Billet de blogue d’Augustin Hamilton (Campagne Québec-Vie) — Photo : PxHere

Avertissement, les sujets abordés sont choquants à lire, bien que je m’efforce de les aborder d'une façon respectant le plus possible la pudeur. — A. H.

Jonathan Yaniv dit « Jessica » est un homme qui se dit « femme transgenre » et lesbienne, mais qui n’a pas subi d’opération pour se démasculiniser (opération qui ne rend pas femme pour autant), ce qui se fait assez couramment chez les « femmes transgenres » quand ils veulent ressembler à de vraies femmes.

Yaniv s’est récemment illustré en demandant à la municipalité de Langley en Colombie-Britannique la permission d’organiser une fête-baignade à la piscine municipale, lors de laquelle les personnes admises pourraient être d’un âge aussi bas que celui de 12 ans, mais de laquelle les parents seraient exclus. De plus, le code vestimentaire de l’éventuelle fête indiquerait que les participants n’étaient uniquement requis que de couvrir les parties intimes en dessous de la taille… Heureusement, le Conseil municipal de Langley a décidé de reporter à septembre leur réponse à cette inquiétante requête ; dommage qu’il n’est pas tout simplement dit « Non ! »
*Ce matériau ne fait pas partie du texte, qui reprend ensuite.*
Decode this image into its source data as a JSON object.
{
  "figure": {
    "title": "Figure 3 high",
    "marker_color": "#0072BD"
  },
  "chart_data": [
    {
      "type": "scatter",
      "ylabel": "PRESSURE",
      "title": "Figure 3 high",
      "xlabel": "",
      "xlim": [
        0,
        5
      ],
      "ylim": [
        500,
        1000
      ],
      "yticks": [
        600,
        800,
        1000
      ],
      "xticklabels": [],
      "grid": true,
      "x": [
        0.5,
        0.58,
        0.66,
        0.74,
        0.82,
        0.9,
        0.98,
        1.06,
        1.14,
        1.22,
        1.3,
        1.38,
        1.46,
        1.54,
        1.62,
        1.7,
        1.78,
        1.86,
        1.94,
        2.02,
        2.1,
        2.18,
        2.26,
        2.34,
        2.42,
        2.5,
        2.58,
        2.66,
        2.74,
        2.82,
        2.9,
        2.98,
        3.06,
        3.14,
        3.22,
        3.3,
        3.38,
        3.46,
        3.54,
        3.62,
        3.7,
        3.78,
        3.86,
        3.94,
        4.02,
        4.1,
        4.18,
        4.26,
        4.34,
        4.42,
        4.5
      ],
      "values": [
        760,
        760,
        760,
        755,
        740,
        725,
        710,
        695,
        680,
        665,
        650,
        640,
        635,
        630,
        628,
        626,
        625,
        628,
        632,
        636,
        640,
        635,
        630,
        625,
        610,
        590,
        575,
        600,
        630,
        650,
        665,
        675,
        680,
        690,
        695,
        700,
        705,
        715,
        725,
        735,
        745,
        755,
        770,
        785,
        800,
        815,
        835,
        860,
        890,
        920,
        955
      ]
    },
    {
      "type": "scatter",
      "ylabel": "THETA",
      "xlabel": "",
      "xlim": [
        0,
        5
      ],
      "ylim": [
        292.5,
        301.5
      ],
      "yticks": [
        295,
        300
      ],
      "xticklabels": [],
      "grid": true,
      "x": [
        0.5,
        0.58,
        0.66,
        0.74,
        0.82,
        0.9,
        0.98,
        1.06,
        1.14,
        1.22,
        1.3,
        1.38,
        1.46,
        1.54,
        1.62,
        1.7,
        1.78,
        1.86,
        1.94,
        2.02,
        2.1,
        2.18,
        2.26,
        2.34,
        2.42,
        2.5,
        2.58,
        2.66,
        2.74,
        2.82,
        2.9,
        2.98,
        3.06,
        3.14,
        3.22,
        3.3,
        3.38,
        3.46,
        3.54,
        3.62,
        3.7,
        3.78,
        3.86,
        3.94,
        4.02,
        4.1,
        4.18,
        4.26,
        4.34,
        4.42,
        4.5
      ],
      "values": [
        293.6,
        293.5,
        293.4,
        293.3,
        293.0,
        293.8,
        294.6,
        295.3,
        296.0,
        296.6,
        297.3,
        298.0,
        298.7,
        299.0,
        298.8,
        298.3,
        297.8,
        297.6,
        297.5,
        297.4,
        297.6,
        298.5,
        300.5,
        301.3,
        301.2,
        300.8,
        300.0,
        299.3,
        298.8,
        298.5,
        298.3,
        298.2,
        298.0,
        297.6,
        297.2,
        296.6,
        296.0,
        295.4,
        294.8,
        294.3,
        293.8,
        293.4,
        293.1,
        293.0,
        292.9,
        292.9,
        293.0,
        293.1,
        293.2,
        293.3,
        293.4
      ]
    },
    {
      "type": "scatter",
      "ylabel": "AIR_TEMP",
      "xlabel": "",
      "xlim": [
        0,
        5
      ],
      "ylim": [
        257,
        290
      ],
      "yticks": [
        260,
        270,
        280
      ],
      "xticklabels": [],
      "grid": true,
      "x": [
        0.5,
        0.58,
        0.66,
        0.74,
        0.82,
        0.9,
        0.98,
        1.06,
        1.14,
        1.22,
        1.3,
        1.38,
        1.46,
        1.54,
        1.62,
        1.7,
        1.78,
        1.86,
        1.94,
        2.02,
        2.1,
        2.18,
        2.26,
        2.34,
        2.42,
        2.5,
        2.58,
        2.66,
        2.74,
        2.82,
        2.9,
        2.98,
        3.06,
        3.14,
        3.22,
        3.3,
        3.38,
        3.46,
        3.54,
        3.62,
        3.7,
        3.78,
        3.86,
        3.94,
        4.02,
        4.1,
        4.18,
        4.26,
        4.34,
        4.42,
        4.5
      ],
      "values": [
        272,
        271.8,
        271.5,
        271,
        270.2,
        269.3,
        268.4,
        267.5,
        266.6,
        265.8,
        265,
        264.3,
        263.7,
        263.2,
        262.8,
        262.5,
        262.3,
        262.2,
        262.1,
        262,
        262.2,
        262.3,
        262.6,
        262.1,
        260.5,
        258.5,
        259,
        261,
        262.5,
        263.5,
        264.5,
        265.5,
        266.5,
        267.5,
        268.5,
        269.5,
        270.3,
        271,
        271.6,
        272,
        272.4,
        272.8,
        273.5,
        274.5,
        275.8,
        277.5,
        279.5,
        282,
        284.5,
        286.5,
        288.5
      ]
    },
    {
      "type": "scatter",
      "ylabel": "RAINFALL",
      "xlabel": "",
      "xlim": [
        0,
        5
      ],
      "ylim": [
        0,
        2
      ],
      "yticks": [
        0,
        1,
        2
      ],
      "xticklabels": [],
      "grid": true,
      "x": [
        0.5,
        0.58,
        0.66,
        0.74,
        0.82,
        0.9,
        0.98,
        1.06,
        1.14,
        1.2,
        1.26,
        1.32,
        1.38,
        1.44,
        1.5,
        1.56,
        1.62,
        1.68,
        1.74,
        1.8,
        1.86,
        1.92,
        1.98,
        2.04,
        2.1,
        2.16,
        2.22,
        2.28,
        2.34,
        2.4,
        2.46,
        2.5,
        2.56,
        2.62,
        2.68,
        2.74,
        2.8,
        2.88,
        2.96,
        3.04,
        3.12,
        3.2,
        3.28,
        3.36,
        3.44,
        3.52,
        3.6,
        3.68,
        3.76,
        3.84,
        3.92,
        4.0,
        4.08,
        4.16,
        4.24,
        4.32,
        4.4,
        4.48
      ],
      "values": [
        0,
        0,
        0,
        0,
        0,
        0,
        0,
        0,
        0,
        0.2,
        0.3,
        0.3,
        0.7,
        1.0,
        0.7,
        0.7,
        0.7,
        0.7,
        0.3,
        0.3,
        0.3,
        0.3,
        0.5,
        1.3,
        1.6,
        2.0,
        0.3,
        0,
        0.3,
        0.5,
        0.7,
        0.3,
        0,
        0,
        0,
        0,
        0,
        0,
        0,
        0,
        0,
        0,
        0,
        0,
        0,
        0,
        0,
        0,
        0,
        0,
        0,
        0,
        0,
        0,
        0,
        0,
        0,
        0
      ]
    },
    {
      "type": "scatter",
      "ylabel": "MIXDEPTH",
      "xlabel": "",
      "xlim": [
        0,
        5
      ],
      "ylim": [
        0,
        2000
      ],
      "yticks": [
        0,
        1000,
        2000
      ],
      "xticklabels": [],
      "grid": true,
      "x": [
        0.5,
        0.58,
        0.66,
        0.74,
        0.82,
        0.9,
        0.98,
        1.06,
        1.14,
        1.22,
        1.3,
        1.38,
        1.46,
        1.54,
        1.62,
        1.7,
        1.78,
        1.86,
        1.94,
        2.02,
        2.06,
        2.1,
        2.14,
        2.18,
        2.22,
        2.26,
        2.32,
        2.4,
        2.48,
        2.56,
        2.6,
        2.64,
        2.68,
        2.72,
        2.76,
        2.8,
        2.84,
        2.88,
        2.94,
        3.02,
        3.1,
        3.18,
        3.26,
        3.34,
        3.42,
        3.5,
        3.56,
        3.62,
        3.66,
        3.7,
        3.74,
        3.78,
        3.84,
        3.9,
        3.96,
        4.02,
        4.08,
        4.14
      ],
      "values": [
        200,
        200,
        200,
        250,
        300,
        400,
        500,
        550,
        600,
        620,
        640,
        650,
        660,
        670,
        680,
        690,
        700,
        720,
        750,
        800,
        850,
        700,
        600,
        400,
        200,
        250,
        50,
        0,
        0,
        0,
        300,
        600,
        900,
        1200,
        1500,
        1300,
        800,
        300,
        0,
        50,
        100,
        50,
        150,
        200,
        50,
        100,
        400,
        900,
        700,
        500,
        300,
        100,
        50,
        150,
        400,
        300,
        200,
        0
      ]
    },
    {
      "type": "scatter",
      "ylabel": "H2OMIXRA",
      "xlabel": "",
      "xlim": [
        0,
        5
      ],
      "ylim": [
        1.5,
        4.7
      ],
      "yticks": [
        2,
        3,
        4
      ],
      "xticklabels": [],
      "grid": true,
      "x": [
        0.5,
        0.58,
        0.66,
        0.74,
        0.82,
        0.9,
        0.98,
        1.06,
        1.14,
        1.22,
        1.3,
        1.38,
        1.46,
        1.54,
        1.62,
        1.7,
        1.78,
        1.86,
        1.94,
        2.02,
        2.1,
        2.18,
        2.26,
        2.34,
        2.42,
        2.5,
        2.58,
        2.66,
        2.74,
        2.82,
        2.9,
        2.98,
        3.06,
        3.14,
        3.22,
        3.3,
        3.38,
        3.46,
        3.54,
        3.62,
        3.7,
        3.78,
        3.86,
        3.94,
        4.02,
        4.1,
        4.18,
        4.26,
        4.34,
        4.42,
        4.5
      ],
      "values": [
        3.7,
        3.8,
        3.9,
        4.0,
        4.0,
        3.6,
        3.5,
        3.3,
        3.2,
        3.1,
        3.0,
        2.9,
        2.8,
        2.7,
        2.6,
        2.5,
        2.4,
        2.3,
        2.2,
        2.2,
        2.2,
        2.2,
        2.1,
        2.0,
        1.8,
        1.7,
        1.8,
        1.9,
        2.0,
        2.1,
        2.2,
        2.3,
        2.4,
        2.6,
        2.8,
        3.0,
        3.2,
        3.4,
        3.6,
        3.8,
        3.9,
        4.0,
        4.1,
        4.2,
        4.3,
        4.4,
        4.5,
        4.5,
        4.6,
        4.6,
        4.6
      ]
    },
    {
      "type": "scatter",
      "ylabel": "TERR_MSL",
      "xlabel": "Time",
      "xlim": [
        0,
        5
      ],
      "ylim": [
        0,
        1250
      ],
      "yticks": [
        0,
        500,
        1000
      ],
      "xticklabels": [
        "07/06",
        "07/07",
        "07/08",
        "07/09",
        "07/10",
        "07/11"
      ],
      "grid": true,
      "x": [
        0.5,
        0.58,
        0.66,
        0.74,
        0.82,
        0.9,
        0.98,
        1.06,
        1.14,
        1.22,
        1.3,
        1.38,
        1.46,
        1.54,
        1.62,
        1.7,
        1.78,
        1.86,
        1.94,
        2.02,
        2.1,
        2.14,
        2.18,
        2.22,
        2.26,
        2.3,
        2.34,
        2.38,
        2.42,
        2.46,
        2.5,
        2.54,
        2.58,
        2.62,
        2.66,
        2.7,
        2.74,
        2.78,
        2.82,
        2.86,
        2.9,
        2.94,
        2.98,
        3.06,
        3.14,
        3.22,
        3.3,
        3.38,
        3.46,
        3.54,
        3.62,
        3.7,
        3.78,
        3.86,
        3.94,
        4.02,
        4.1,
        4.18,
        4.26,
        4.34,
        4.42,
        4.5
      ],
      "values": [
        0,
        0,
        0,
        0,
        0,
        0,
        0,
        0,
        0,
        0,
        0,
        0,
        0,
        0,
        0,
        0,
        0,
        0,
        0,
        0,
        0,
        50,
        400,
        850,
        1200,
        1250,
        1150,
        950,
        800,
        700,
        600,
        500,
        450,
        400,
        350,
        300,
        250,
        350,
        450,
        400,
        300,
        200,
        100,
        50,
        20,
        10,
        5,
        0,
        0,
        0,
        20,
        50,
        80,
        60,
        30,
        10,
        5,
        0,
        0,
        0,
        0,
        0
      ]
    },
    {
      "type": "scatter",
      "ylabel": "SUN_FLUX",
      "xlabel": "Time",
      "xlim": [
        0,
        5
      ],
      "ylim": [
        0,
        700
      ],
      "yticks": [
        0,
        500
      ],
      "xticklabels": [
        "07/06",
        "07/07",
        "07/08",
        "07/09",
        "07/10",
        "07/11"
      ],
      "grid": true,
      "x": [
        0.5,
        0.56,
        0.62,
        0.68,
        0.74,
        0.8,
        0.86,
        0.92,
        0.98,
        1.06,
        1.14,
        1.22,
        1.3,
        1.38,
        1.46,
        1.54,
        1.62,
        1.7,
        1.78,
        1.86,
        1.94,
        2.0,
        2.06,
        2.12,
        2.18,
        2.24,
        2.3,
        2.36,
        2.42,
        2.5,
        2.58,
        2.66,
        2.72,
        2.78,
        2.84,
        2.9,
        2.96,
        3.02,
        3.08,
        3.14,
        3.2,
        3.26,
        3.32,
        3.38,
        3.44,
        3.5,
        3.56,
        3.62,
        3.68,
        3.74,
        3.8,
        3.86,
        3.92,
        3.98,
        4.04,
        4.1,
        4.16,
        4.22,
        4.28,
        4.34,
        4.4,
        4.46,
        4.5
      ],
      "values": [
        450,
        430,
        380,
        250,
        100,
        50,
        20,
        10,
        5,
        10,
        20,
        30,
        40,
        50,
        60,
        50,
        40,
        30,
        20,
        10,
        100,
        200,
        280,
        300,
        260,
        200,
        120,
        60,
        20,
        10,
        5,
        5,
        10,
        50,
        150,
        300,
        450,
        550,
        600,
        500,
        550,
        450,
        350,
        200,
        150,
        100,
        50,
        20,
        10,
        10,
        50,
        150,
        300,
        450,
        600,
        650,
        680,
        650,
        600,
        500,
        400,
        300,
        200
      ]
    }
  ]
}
Yaniv s’est aussi distingué (si l’on peut dire) dans les médias, parce que portant 16 motifs de plainte devant les tribunaux contre des esthéticiennes qui avaient refusé d’épiler ses parties intimes. Qu’un tribunal accepte d’écouter une plainte aussi monstrueuse dépasse l’entendement.

Par ailleurs, Yaniv poursuivrait aussi l’activiste chrétien Bill Whatcott, qui est connu pour être la cible de la persécution LGBT, demandant 35 000 $ pour avoir parlé de lui comme d’un homme et pour avoir dit qu’il était « un “travesti déviant” qui “cible les femmes biologiques* vulnérables” », d'après LiseSiteNews.